I have had a number of discussions on twitter and offline about Sean Gallagher.

I don’t know him from a bar of soap, and I have nothing against the man.

One business guy suggested to me that every businessman in Ireland would do exactly what it is being suggested SG did in relation to tax. “Ripping the arse out of the tax code is a key skill in Irish business” is exactly how it was put to me.

That is not a sustainable model of business ethics, and that will become clear when the cute hoors not paying their fair share of tax go looking for college places for their kids, or visit their mum as she lies in a corridor on a trolley.

I don’t want to live in that country.

If a President does not sign up to the cultural infrastructure we want for Ireland, how can you expect others to do so.

We elect a President to reflect what’s great about our country.

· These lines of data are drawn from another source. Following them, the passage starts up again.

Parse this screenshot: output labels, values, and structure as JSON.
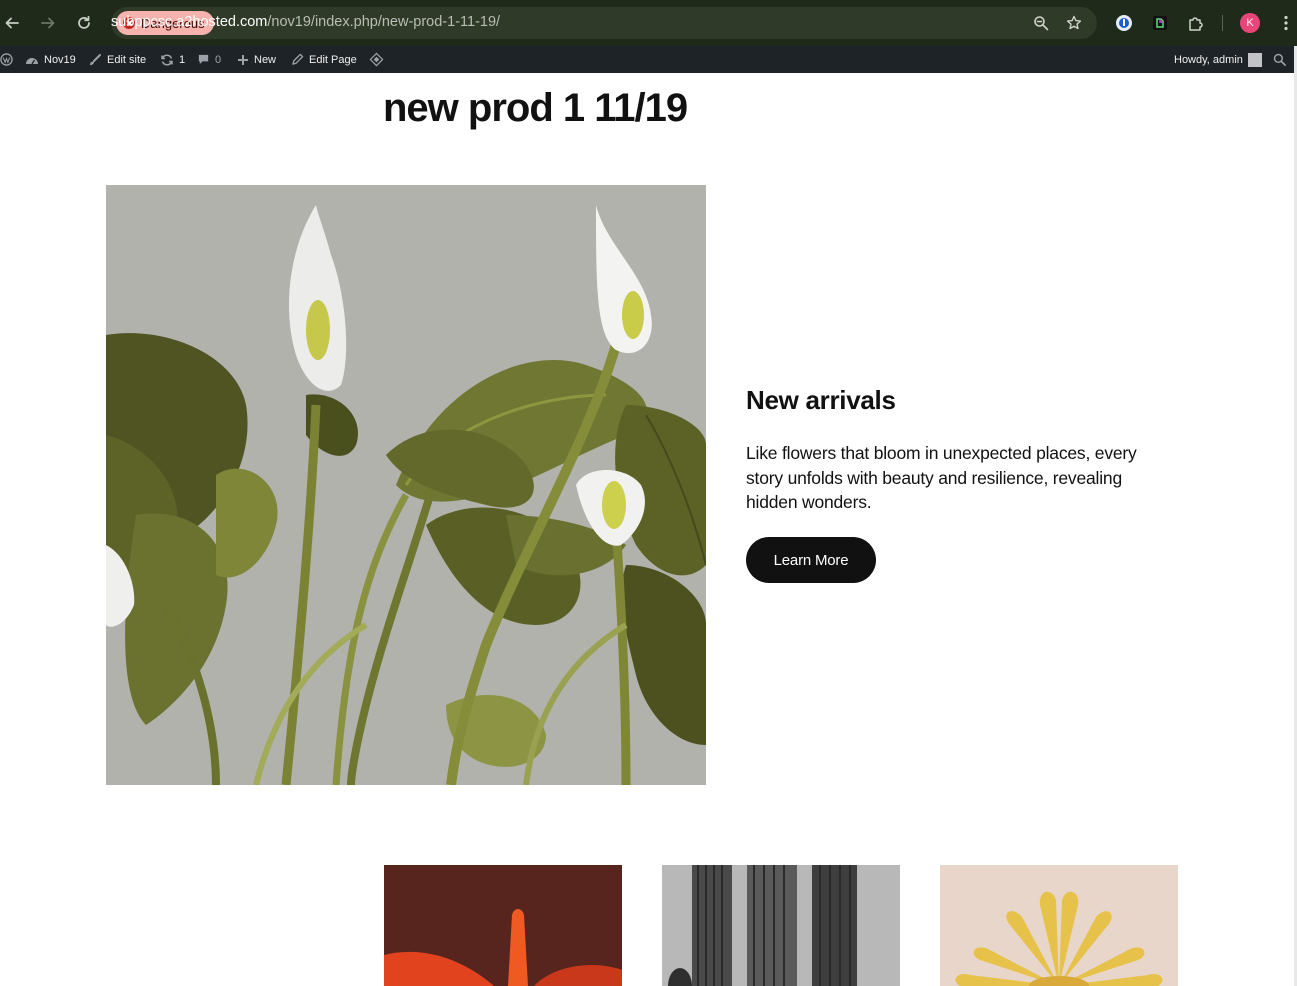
{
  "browser": {
    "security_label": "Dangerous",
    "url_host": "subppcsc.a2hosted.com",
    "url_path": "/nov19/index.php/new-prod-1-11-19/",
    "profile_initial": "K"
  },
  "admin_bar": {
    "site_name": "Nov19",
    "edit_site": "Edit site",
    "updates_count": "1",
    "comments_count": "0",
    "new_label": "New",
    "edit_page": "Edit Page",
    "greeting": "Howdy, admin"
  },
  "page": {
    "title": "new prod 1 11/19",
    "hero": {
      "heading": "New arrivals",
      "body": "Like flowers that bloom in unexpected places, every story unfolds with beauty and resilience, revealing hidden wonders.",
      "button_label": "Learn More"
    }
  },
  "colors": {
    "browser_bg": "#1f2a1a",
    "admin_bar_bg": "#1d2327",
    "danger_chip": "#f6b2ad",
    "button_bg": "#111111",
    "profile_avatar": "#e8457a"
  }
}
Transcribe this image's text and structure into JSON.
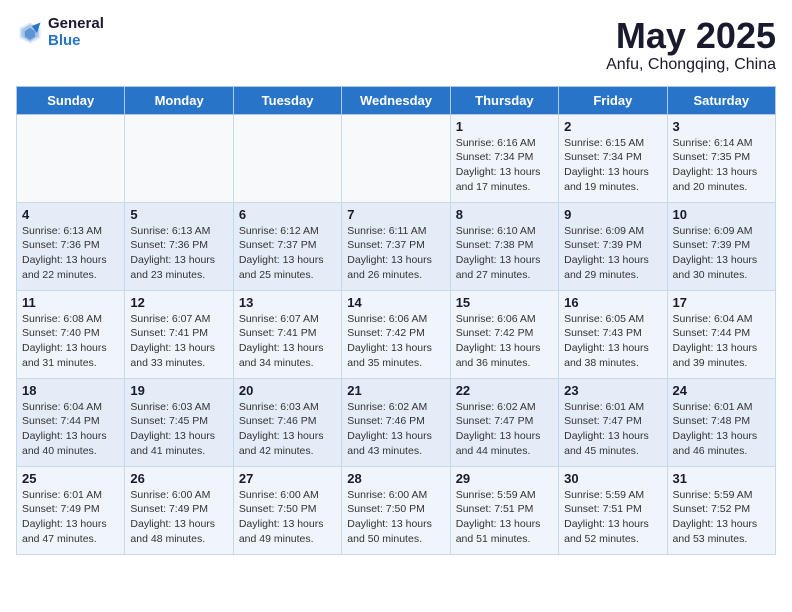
{
  "header": {
    "logo_general": "General",
    "logo_blue": "Blue",
    "title": "May 2025",
    "subtitle": "Anfu, Chongqing, China"
  },
  "days_of_week": [
    "Sunday",
    "Monday",
    "Tuesday",
    "Wednesday",
    "Thursday",
    "Friday",
    "Saturday"
  ],
  "weeks": [
    [
      {
        "day": "",
        "content": ""
      },
      {
        "day": "",
        "content": ""
      },
      {
        "day": "",
        "content": ""
      },
      {
        "day": "",
        "content": ""
      },
      {
        "day": "1",
        "content": "Sunrise: 6:16 AM\nSunset: 7:34 PM\nDaylight: 13 hours\nand 17 minutes."
      },
      {
        "day": "2",
        "content": "Sunrise: 6:15 AM\nSunset: 7:34 PM\nDaylight: 13 hours\nand 19 minutes."
      },
      {
        "day": "3",
        "content": "Sunrise: 6:14 AM\nSunset: 7:35 PM\nDaylight: 13 hours\nand 20 minutes."
      }
    ],
    [
      {
        "day": "4",
        "content": "Sunrise: 6:13 AM\nSunset: 7:36 PM\nDaylight: 13 hours\nand 22 minutes."
      },
      {
        "day": "5",
        "content": "Sunrise: 6:13 AM\nSunset: 7:36 PM\nDaylight: 13 hours\nand 23 minutes."
      },
      {
        "day": "6",
        "content": "Sunrise: 6:12 AM\nSunset: 7:37 PM\nDaylight: 13 hours\nand 25 minutes."
      },
      {
        "day": "7",
        "content": "Sunrise: 6:11 AM\nSunset: 7:37 PM\nDaylight: 13 hours\nand 26 minutes."
      },
      {
        "day": "8",
        "content": "Sunrise: 6:10 AM\nSunset: 7:38 PM\nDaylight: 13 hours\nand 27 minutes."
      },
      {
        "day": "9",
        "content": "Sunrise: 6:09 AM\nSunset: 7:39 PM\nDaylight: 13 hours\nand 29 minutes."
      },
      {
        "day": "10",
        "content": "Sunrise: 6:09 AM\nSunset: 7:39 PM\nDaylight: 13 hours\nand 30 minutes."
      }
    ],
    [
      {
        "day": "11",
        "content": "Sunrise: 6:08 AM\nSunset: 7:40 PM\nDaylight: 13 hours\nand 31 minutes."
      },
      {
        "day": "12",
        "content": "Sunrise: 6:07 AM\nSunset: 7:41 PM\nDaylight: 13 hours\nand 33 minutes."
      },
      {
        "day": "13",
        "content": "Sunrise: 6:07 AM\nSunset: 7:41 PM\nDaylight: 13 hours\nand 34 minutes."
      },
      {
        "day": "14",
        "content": "Sunrise: 6:06 AM\nSunset: 7:42 PM\nDaylight: 13 hours\nand 35 minutes."
      },
      {
        "day": "15",
        "content": "Sunrise: 6:06 AM\nSunset: 7:42 PM\nDaylight: 13 hours\nand 36 minutes."
      },
      {
        "day": "16",
        "content": "Sunrise: 6:05 AM\nSunset: 7:43 PM\nDaylight: 13 hours\nand 38 minutes."
      },
      {
        "day": "17",
        "content": "Sunrise: 6:04 AM\nSunset: 7:44 PM\nDaylight: 13 hours\nand 39 minutes."
      }
    ],
    [
      {
        "day": "18",
        "content": "Sunrise: 6:04 AM\nSunset: 7:44 PM\nDaylight: 13 hours\nand 40 minutes."
      },
      {
        "day": "19",
        "content": "Sunrise: 6:03 AM\nSunset: 7:45 PM\nDaylight: 13 hours\nand 41 minutes."
      },
      {
        "day": "20",
        "content": "Sunrise: 6:03 AM\nSunset: 7:46 PM\nDaylight: 13 hours\nand 42 minutes."
      },
      {
        "day": "21",
        "content": "Sunrise: 6:02 AM\nSunset: 7:46 PM\nDaylight: 13 hours\nand 43 minutes."
      },
      {
        "day": "22",
        "content": "Sunrise: 6:02 AM\nSunset: 7:47 PM\nDaylight: 13 hours\nand 44 minutes."
      },
      {
        "day": "23",
        "content": "Sunrise: 6:01 AM\nSunset: 7:47 PM\nDaylight: 13 hours\nand 45 minutes."
      },
      {
        "day": "24",
        "content": "Sunrise: 6:01 AM\nSunset: 7:48 PM\nDaylight: 13 hours\nand 46 minutes."
      }
    ],
    [
      {
        "day": "25",
        "content": "Sunrise: 6:01 AM\nSunset: 7:49 PM\nDaylight: 13 hours\nand 47 minutes."
      },
      {
        "day": "26",
        "content": "Sunrise: 6:00 AM\nSunset: 7:49 PM\nDaylight: 13 hours\nand 48 minutes."
      },
      {
        "day": "27",
        "content": "Sunrise: 6:00 AM\nSunset: 7:50 PM\nDaylight: 13 hours\nand 49 minutes."
      },
      {
        "day": "28",
        "content": "Sunrise: 6:00 AM\nSunset: 7:50 PM\nDaylight: 13 hours\nand 50 minutes."
      },
      {
        "day": "29",
        "content": "Sunrise: 5:59 AM\nSunset: 7:51 PM\nDaylight: 13 hours\nand 51 minutes."
      },
      {
        "day": "30",
        "content": "Sunrise: 5:59 AM\nSunset: 7:51 PM\nDaylight: 13 hours\nand 52 minutes."
      },
      {
        "day": "31",
        "content": "Sunrise: 5:59 AM\nSunset: 7:52 PM\nDaylight: 13 hours\nand 53 minutes."
      }
    ]
  ]
}
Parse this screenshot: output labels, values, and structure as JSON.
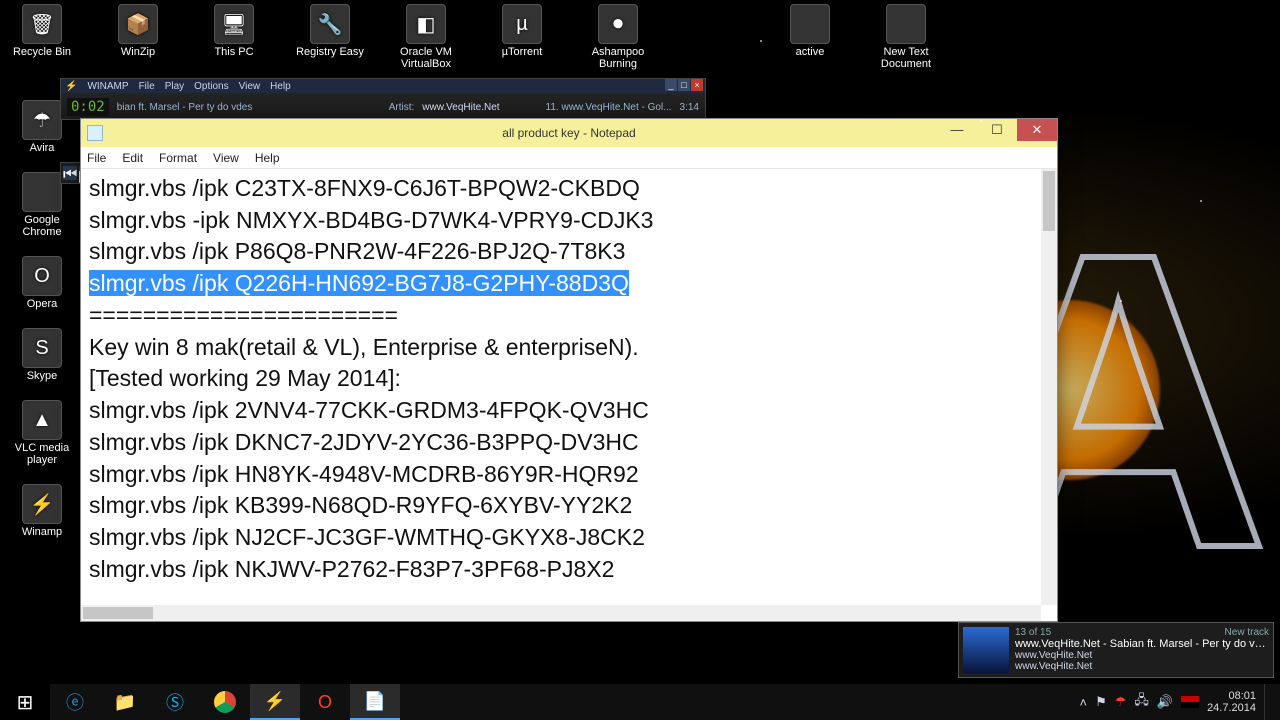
{
  "desktop": {
    "row1": [
      "Recycle Bin",
      "WinZip",
      "This PC",
      "Registry Easy",
      "Oracle VM VirtualBox",
      "µTorrent",
      "Ashampoo Burning",
      "active",
      "New Text Document"
    ],
    "col": [
      "Avira",
      "Google Chrome",
      "Opera",
      "Skype",
      "VLC media player",
      "Winamp"
    ]
  },
  "winamp": {
    "menu": [
      "WINAMP",
      "File",
      "Play",
      "Options",
      "View",
      "Help"
    ],
    "time": "0:02",
    "track": "bian ft. Marsel - Per ty do vdes",
    "artist_label": "Artist:",
    "artist": "www.VeqHite.Net",
    "pl_item": "11. www.VeqHite.Net - Gol...",
    "pl_time": "3:14"
  },
  "notepad": {
    "title": "all product key - Notepad",
    "menu": [
      "File",
      "Edit",
      "Format",
      "View",
      "Help"
    ],
    "lines": [
      "slmgr.vbs /ipk C23TX-8FNX9-C6J6T-BPQW2-CKBDQ",
      "slmgr.vbs -ipk NMXYX-BD4BG-D7WK4-VPRY9-CDJK3",
      "slmgr.vbs /ipk P86Q8-PNR2W-4F226-BPJ2Q-7T8K3",
      "slmgr.vbs /ipk Q226H-HN692-BG7J8-G2PHY-88D3Q",
      "=======================",
      "Key win 8 mak(retail & VL), Enterprise & enterpriseN).",
      "[Tested working 29 May 2014]:",
      "slmgr.vbs /ipk 2VNV4-77CKK-GRDM3-4FPQK-QV3HC",
      "slmgr.vbs /ipk DKNC7-2JDYV-2YC36-B3PPQ-DV3HC",
      "slmgr.vbs /ipk HN8YK-4948V-MCDRB-86Y9R-HQR92",
      "slmgr.vbs /ipk KB399-N68QD-R9YFQ-6XYBV-YY2K2",
      "slmgr.vbs /ipk NJ2CF-JC3GF-WMTHQ-GKYX8-J8CK2",
      "slmgr.vbs /ipk NKJWV-P2762-F83P7-3PF68-PJ8X2"
    ],
    "selected_index": 3
  },
  "toast": {
    "counter": "13 of 15",
    "badge": "New track",
    "title": "www.VeqHite.Net - Sabian ft. Marsel - Per ty do vdes",
    "sub": "www.VeqHite.Net",
    "sub2": "www.VeqHite.Net"
  },
  "taskbar": {
    "time": "08:01",
    "date": "24.7.2014"
  }
}
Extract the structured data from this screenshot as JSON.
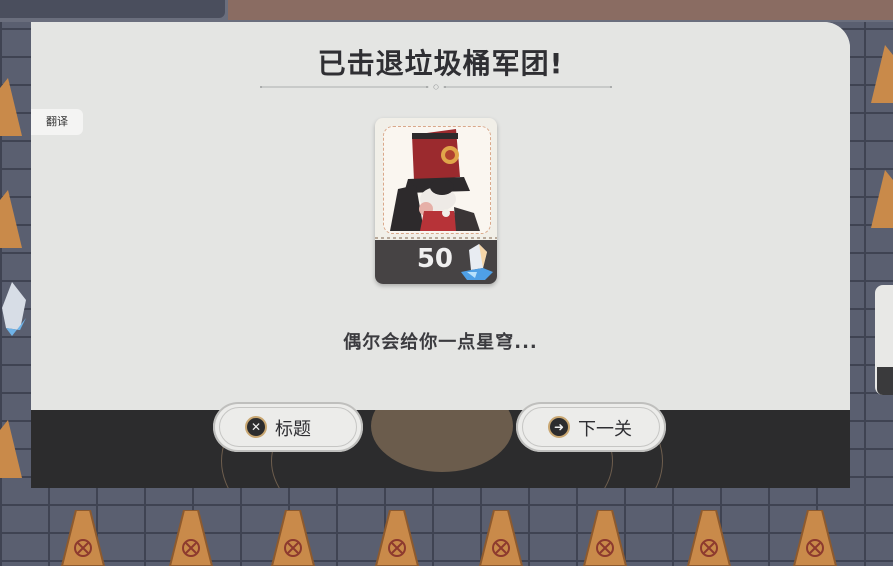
{
  "dialog": {
    "title": "已击退垃圾桶军团!",
    "message": "偶尔会给你一点星穹...",
    "translate_label": "翻译"
  },
  "reward": {
    "count": "50",
    "currency_icon": "stellar-jade-crystal-icon"
  },
  "buttons": {
    "title_label": "标题",
    "title_icon": "close-x-icon",
    "next_label": "下一关",
    "next_icon": "arrow-right-icon"
  },
  "colors": {
    "panel": "#e4e5e3",
    "bottom_bar": "#2c2c2d",
    "accent_gold": "#c9a772",
    "text_dark": "#2f2f33"
  }
}
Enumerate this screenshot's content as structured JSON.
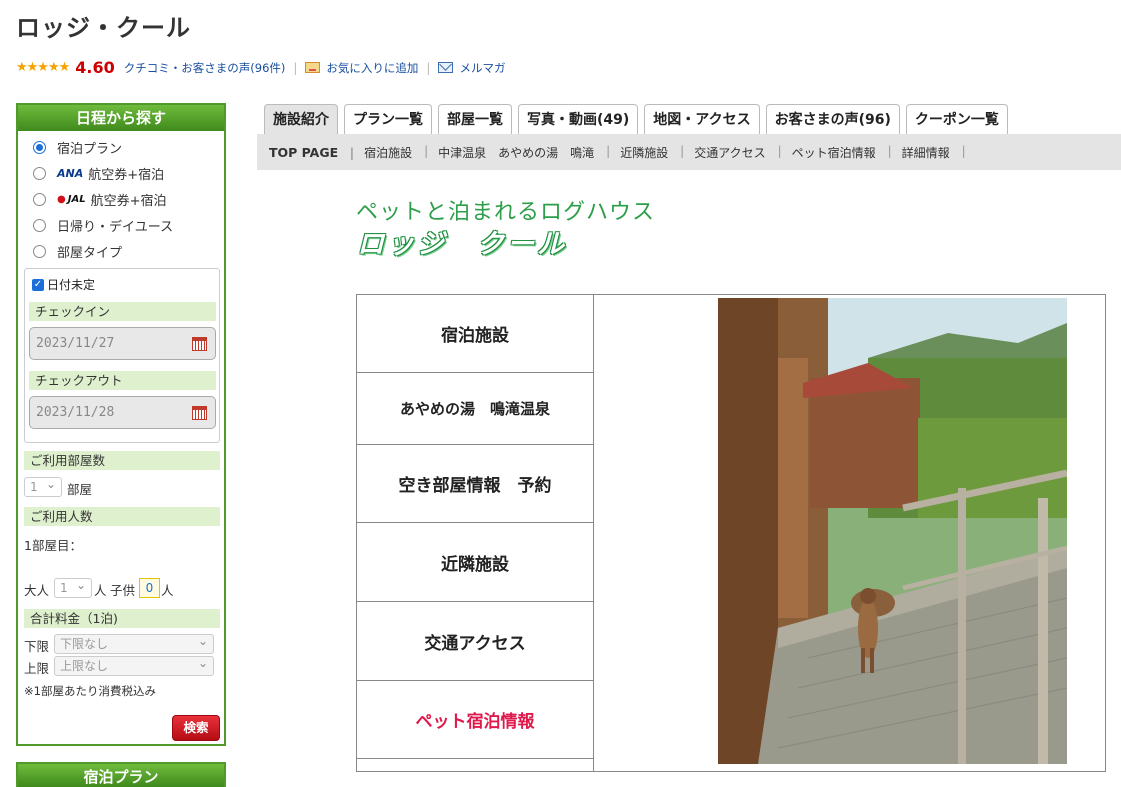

Sean Gallagher’s campaign stood for “Hope” and “Positivity”.

Its what Ireland is crying out for, and its no surprise that he won a lot of support.

It is why Charles Haughey was elected, it is why Bertie Ahern was elected.

“Questions are like the knocks of beggarmen, and should not be minded.”
Flann O’Brien

I don’t want to live in that country.

I was struck also by the €5k paid by GAA clubs to SG in order to copper fasten grant aid. “He was inside with Fianna Fail and the ministers and (he had) the inside track, he had been (Dr Rory) O’Hanlon’s secretary. Once you got him to do it, you were going to get the grant.” According to sources in this article.

That’s the Ireland my Dad grew up in. Access to a small elite – not  your ability or your application decided your fate and the fate of your enterprise.

I have worked in developing countries where that logic reaches its inevitable end point, where corruption crushes initiative and turns good people into ex-pats.

It has a habit of breaking the people who stay and have the capacity to change countries like Ireland – I think of Noel Browne especially when I write this.

The human waste of our generations, the ‘40’s, the ‘50’s, the ‘60’s the ‘70’s, my own generation who left in the ‘80’s – is incalculable.

In this period, Europe rebuilt itself, America reimagined itself and our best and our brightest built rich lives invested in Nations far from home.

Ireland stagnated.

I don’t want to live in that country.

In business I have found myself in the company of what Flann O’Brien would call sleeveens.

I have seen close up the self delusion with regards to their ability; the cuteness built on a presumption that the rest of us are too thick to catch them out; the expectation that even though its wrong, they will get away with it, and there will be a great story to tell about that close brush with moral consequences.

Taking these guys down requires a lot of effort and personal sacrifice.